Objective: The objective of this longitudinal study examined, first, whether people with multiple sclerosis who previously advocated for angioplasty to treat chronic cerebral spinal venous insufficiency (CCSVI) through YouTube continued reporting benefits. Second, it examined a new cohort reporting on CCSVI treatment, and third, whether perspectives have changed.
Method: YouTube videos from August 2011 to January 2019 related to CCSVI were retrieved. Once retrieved, all videos were compiled, classified and analyzed.

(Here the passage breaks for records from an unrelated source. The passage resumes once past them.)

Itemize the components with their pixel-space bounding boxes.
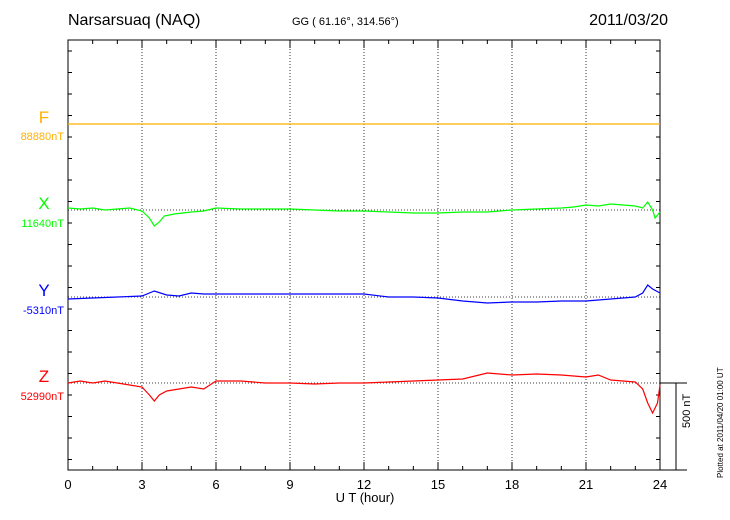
chart-date: 2011/03/20 <box>589 12 668 29</box>
grid-layer <box>141 40 587 470</box>
x-tick-label: 15 <box>430 477 446 492</box>
baseline-X: 11640nT <box>21 218 64 230</box>
series-Z <box>67 372 661 415</box>
plotted-timestamp: Plotted at 2011/04/20 01:00 UT <box>716 367 725 478</box>
series-X <box>67 200 661 227</box>
x-tick-label: 24 <box>652 477 668 492</box>
scale-bar <box>660 382 687 471</box>
baseline-Z: 52990nT <box>20 391 64 403</box>
series-layer <box>67 123 661 415</box>
x-axis-label: U T (hour) <box>335 490 395 505</box>
plot-frame <box>67 39 661 471</box>
label-X: X <box>38 194 50 213</box>
label-F: F <box>38 108 50 127</box>
baseline-Y: -5310nT <box>23 305 64 317</box>
x-tick-label: 12 <box>356 477 372 492</box>
station-title: Narsarsuaq (NAQ) <box>68 12 201 29</box>
x-tick-label: 18 <box>504 477 520 492</box>
scale-bar-label: 500 nT <box>681 393 693 428</box>
station-coordinates: GG ( 61.16°, 314.56°) <box>292 16 399 28</box>
x-tick-label: 21 <box>578 477 594 492</box>
ticks-layer <box>67 40 661 470</box>
x-tick-label: 6 <box>212 477 220 492</box>
baseline-F: 88880nT <box>20 131 64 143</box>
x-tick-label: 0 <box>64 477 72 492</box>
series-Y <box>67 284 661 304</box>
label-Z: Z <box>38 367 50 386</box>
label-Y: Y <box>38 281 50 300</box>
x-tick-label: 3 <box>138 477 146 492</box>
x-tick-label: 9 <box>286 477 294 492</box>
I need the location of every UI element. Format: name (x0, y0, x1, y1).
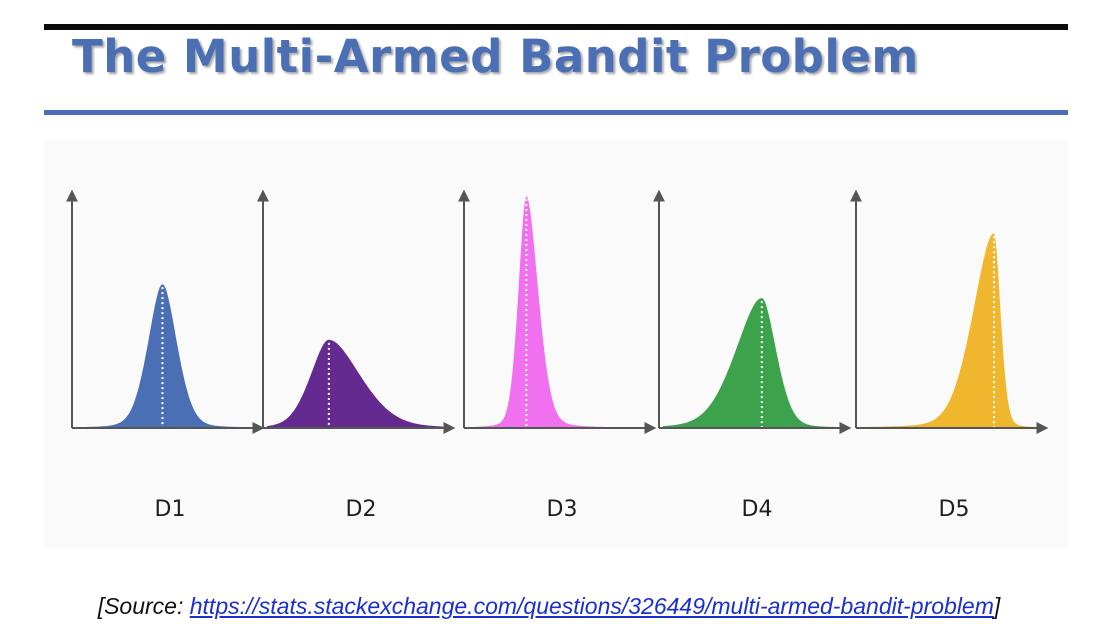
figure-background (44, 140, 1068, 548)
distribution-label-d4: D4 (742, 497, 773, 522)
distribution-curve-d5 (860, 233, 1036, 428)
top-rule (44, 24, 1068, 30)
title-underline (44, 110, 1068, 115)
source-link[interactable]: https://stats.stackexchange.com/question… (189, 593, 994, 619)
distribution-curve-d3 (468, 196, 644, 428)
distribution-curve-d4 (663, 298, 839, 428)
source-citation: [Source: https://stats.stackexchange.com… (0, 593, 1098, 620)
source-prefix: [Source: (97, 593, 190, 619)
distribution-panel-d1: D1 (66, 189, 265, 522)
distribution-curve-d1 (76, 284, 252, 428)
distribution-label-d3: D3 (547, 497, 578, 522)
distribution-curve-d2 (267, 339, 443, 428)
distribution-panel-d5: D5 (850, 189, 1049, 522)
distribution-label-d1: D1 (155, 497, 186, 522)
distribution-label-d5: D5 (939, 497, 970, 522)
distribution-label-d2: D2 (346, 497, 377, 522)
distribution-panel-d4: D4 (653, 189, 852, 522)
slide-title: The Multi-Armed Bandit Problem (72, 30, 919, 83)
distribution-panel-d3: D3 (458, 189, 657, 522)
source-suffix: ] (993, 593, 1001, 619)
distribution-panel-d2: D2 (257, 189, 456, 522)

Categorical data were reported and a pre-determined code-book was used to code videos. Data from the videos were extracted and analyzed using discourse analysis.
Results: 1293 videos related to CCSVI were uploaded by 54 people with multiple sclerosis who met the inclusion criteria. YouTube videos uploaded by people with multiple sclerosis have shifted in volume and message. The initial surge in interest in CCSVI treatment has diminished, but there still exists strong advocates for its use. There appears to be an inconsistency between positive results, actual improvements in symptoms, and the overall messages reported. Very little long-term data was available as the procedure is relatively new.
Conclusion: Practitioners may be faced with pressure to provide unproven treatments in the future and should be understanding but evidence-driven when supporting multiple sclerosis therapies.